---
title: "Cross-validation and Information Criteria in bigPLSR"
shorttitle: "Cross-validation and Information Criteria in bigPLSR"
author:
- name: "Frédéric Bertrand"
  affiliation:
  - Cedric, Cnam, Paris
  email: frederic.bertrand@lecnam.net
date: "`r Sys.Date()`"
output:
  rmarkdown::html_vignette:
    toc: true
vignette: >
  %\VignetteIndexEntry{Cross-validation and Information Criteria in bigPLSR}
  %\VignetteEngine{knitr::rmarkdown}
  %\VignetteEncoding{UTF-8}
---

```{r setup_ops, include = FALSE}
knitr::opts_chunk$set(
  collapse = TRUE,
  comment = "#>",
  fig.path = "figures/cv-ic-",
  fig.width = 7,
  fig.height = 5,
  dpi = 150,
  message = FALSE,
  warning = FALSE
)

LOCAL <- identical(Sys.getenv("LOCAL"), "TRUE")
set.seed(2025)
```

## Overview

This vignette illustrates how to evaluate partial least squares (PLS) models
with repeated cross-validation and information criteria using the new parallel
helpers available in `bigPLSR`.

We generate a small synthetic data set so the examples run quickly even when the
vignette is built during package installation.

```{r data}
library(bigPLSR)
n <- 120; p <- 8
X <- matrix(rnorm(n * p), n, p)
eta <- X[, 1] - 0.8 * X[, 2] + 0.5 * X[, 3]
y <- eta + rnorm(n, sd = 0.4)
```

## Cross-validation

The `pls_cross_validate()` function now accepts a `parallel` argument. Setting
`parallel = "future"` evaluates the folds concurrently by relying on the
[`future`](https://future.futureverse.org/) ecosystem. You are free to configure
any execution plan you like before calling the helper. Below we keep the
sequential default to avoid introducing run-time dependencies during the build
process.

```{r cv, eval=LOCAL, cache=TRUE}
cv_res <- pls_cross_validate(X, y, ncomp = 4, folds = 6,
                             metrics = c("rmse", "r2"),
                             parallel = "none")
head(cv_res$details)
```

Aggregating the metrics provides a quick overview of the predictive performance
per number of components:

```{r cv-summary, eval=LOCAL, cache=TRUE}
cv_res$summary
```

The cross-validation table is convenient for downstream selection. For example,
we can pick the component count that minimises the RMSE:

```{r cv-select, eval=LOCAL, cache=TRUE}
pls_cv_select(cv_res, metric = "rmse")
```

## Information criteria

Information criteria complement cross-validation by trading off goodness of fit
with model complexity. The helper `pls_information_criteria()` computes the RSS,
RMSE, AIC and BIC across components:

```{r ic, eval=LOCAL, cache=TRUE}
fit <- pls_fit(X, y, ncomp = 4, scores = "r")
ic_tbl <- pls_information_criteria(fit, X, y)
ic_tbl
```

For convenience the wrapper `pls_select_components()` selects the best
components according to the requested criteria:

```{r ic-select, eval=LOCAL, cache=TRUE}
pls_select_components(fit, X, y, criteria = c("aic", "bic"))
```

## Parallel execution with `future`

If you wish to parallelise cross-validation, configure a plan before calling the
helper.

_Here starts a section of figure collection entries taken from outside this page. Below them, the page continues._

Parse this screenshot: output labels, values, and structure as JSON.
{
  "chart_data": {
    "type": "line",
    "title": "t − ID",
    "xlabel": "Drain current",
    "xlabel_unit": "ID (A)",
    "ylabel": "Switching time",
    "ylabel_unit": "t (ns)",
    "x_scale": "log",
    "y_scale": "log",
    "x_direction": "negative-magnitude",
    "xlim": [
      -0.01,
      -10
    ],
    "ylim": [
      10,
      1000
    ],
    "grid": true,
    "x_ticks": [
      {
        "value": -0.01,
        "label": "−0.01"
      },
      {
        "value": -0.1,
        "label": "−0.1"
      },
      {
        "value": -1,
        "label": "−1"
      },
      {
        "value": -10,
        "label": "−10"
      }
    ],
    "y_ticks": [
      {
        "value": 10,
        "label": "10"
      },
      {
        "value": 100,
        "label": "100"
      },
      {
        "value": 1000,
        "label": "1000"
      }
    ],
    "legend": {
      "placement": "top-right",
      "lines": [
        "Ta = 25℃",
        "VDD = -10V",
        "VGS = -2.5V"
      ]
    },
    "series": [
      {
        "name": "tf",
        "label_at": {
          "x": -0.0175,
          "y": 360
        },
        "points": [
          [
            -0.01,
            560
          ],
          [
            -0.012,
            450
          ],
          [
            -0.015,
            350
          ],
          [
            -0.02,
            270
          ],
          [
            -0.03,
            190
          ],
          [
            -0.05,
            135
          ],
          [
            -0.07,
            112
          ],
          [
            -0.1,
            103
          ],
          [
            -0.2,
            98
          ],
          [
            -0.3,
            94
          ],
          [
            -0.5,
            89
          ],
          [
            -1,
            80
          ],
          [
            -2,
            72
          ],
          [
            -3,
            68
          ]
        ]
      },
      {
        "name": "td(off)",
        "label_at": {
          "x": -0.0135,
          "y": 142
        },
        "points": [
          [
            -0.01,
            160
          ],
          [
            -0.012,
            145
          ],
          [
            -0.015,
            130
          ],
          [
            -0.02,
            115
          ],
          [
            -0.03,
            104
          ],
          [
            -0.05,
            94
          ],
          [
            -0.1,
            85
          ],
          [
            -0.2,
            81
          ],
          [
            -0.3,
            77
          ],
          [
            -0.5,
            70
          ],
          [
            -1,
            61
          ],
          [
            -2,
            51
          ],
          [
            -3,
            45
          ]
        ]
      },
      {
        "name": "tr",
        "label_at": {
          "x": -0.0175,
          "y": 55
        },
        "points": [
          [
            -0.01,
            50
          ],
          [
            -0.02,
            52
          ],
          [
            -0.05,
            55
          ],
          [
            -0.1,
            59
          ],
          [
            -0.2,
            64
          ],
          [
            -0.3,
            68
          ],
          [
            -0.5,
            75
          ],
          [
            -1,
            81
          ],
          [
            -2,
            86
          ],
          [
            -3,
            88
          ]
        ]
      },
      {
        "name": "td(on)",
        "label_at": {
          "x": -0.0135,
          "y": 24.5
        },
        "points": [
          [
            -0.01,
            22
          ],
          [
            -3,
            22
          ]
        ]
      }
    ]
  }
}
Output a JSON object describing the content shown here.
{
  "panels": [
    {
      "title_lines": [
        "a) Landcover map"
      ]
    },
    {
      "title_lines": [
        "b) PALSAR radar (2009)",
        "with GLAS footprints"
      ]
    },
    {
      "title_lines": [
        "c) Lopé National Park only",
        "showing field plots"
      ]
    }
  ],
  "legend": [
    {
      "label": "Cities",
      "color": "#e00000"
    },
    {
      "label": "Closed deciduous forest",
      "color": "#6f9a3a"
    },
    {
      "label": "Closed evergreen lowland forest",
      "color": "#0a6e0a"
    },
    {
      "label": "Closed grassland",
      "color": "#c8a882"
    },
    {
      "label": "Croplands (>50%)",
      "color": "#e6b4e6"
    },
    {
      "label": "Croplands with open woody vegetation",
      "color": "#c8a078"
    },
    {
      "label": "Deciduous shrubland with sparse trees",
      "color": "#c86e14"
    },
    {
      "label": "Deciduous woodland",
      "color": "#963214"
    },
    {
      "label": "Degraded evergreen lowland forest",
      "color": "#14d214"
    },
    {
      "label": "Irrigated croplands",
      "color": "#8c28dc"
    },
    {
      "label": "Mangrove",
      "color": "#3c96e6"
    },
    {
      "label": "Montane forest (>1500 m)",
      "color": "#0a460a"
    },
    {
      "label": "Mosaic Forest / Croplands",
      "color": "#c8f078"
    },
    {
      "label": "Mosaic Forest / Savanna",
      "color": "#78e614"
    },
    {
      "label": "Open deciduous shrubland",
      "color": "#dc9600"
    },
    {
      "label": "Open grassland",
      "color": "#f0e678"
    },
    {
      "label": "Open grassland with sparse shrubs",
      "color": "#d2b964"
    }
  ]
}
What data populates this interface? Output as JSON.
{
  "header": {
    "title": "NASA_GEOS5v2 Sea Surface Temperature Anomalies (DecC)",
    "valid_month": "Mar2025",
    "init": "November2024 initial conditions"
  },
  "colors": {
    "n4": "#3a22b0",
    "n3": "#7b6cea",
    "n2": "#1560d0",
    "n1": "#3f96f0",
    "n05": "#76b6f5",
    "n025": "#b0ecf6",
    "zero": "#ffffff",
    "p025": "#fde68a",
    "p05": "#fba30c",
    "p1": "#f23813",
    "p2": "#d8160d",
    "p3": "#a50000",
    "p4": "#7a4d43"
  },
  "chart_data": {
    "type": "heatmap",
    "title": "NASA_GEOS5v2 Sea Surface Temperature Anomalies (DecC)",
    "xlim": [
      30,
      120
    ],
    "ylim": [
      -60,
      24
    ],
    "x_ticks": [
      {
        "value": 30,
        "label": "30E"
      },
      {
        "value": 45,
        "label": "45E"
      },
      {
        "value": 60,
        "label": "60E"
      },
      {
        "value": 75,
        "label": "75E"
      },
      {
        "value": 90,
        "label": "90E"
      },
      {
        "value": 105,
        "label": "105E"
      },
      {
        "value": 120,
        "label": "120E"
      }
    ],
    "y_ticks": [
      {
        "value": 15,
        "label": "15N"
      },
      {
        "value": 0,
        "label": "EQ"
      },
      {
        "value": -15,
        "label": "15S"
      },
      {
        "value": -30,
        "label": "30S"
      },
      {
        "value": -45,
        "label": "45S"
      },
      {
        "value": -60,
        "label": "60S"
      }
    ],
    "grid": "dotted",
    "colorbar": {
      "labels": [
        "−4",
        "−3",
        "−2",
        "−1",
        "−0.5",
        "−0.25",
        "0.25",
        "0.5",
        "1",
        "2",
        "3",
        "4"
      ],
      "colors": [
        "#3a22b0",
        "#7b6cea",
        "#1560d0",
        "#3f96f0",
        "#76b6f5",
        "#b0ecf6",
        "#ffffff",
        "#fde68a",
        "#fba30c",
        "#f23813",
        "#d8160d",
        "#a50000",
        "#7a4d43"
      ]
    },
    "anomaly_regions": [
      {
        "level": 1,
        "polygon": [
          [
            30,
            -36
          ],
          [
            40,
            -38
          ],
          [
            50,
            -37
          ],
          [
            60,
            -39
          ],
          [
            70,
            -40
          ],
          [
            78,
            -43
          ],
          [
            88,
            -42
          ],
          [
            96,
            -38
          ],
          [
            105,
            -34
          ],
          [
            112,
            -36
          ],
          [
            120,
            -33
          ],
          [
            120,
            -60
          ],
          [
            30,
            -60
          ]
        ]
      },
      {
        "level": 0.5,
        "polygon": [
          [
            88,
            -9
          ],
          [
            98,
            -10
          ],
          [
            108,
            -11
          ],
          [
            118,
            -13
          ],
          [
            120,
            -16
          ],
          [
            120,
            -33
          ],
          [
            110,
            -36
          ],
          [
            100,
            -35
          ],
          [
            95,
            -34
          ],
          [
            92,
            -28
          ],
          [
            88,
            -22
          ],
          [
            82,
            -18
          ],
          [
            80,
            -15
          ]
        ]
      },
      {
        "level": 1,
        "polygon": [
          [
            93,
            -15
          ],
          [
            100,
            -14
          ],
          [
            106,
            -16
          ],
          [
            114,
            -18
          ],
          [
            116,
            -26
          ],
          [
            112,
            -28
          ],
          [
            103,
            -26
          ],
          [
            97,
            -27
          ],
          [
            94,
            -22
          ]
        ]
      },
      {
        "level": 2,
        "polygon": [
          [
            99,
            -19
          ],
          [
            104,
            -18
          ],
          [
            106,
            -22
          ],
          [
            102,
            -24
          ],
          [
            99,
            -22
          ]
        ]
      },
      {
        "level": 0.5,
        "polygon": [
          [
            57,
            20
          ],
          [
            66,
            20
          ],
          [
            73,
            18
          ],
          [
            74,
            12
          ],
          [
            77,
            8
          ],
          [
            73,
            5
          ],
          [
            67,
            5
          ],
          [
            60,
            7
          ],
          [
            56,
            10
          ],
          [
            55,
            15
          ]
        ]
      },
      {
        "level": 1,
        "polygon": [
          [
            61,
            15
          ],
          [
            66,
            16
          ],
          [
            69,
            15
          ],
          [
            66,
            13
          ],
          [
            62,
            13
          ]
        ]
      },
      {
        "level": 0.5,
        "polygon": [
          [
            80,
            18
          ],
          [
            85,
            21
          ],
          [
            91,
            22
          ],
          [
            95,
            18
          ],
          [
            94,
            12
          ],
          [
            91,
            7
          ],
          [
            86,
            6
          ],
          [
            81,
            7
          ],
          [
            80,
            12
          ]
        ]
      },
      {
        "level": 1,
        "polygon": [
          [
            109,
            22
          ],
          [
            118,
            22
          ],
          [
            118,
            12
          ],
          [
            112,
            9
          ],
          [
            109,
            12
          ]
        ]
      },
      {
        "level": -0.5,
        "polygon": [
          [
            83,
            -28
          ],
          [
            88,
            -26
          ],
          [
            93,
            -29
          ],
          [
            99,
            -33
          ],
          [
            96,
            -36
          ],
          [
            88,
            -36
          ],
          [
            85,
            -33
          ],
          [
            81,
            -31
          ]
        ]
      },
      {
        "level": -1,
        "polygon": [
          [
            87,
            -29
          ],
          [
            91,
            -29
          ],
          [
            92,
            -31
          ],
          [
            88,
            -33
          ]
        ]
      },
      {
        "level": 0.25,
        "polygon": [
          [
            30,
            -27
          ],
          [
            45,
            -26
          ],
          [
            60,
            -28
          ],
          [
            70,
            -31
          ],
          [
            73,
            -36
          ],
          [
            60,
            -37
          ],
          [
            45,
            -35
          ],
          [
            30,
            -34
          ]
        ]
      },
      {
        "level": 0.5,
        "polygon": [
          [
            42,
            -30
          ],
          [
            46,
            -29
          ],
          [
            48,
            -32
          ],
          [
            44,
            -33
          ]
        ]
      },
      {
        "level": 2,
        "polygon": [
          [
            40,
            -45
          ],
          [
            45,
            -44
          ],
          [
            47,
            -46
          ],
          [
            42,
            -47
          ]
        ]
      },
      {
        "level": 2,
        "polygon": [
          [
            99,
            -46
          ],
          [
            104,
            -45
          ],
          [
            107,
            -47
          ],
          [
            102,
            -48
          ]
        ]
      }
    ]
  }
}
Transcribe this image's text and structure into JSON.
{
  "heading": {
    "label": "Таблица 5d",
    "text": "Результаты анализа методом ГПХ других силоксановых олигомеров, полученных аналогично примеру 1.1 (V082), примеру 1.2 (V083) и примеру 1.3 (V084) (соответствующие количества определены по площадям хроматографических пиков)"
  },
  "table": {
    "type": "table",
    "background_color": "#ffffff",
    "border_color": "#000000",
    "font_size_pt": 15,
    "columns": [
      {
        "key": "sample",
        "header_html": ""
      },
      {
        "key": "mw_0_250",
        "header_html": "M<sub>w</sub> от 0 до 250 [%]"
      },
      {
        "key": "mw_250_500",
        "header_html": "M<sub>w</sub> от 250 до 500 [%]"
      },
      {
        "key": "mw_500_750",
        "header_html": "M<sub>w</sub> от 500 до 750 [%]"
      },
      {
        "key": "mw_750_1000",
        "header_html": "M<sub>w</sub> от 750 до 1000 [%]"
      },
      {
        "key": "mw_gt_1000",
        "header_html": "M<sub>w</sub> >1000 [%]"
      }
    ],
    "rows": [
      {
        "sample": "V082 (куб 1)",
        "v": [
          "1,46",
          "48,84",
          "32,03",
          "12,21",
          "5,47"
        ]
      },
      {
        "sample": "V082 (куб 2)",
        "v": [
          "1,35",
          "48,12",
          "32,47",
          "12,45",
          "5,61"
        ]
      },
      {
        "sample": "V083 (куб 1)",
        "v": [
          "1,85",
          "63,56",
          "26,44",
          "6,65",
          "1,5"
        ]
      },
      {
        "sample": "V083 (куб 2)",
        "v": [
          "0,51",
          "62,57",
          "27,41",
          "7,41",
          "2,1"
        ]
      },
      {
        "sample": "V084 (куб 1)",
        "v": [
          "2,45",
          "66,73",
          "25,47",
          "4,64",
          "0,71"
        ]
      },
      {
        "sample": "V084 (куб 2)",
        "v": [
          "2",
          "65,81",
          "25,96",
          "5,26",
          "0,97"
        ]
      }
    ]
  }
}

The example below assumes a multicore environment and therefore is not
run during vignette building:

```{r future-example, eval=FALSE}
future::plan(future::multisession, workers = 2)
cv_parallel <- pls_cross_validate(X, y, ncomp = 4, folds = 6,
                                  metrics = c("rmse", "mae"),
                                  parallel = "future",
                                  future_seed = TRUE)
future::plan(future::sequential)
```

The `future_seed` argument ensures reproducible bootstrap samples even when
multiple workers are used.

## Summary

The refreshed cross-validation workflow exposes a consistent interface for
sequential and parallel execution, while the information-criteria helpers offer
another perspective on component selection. The combination lets you
systematically tune your PLS models for both accuracy and parsimony.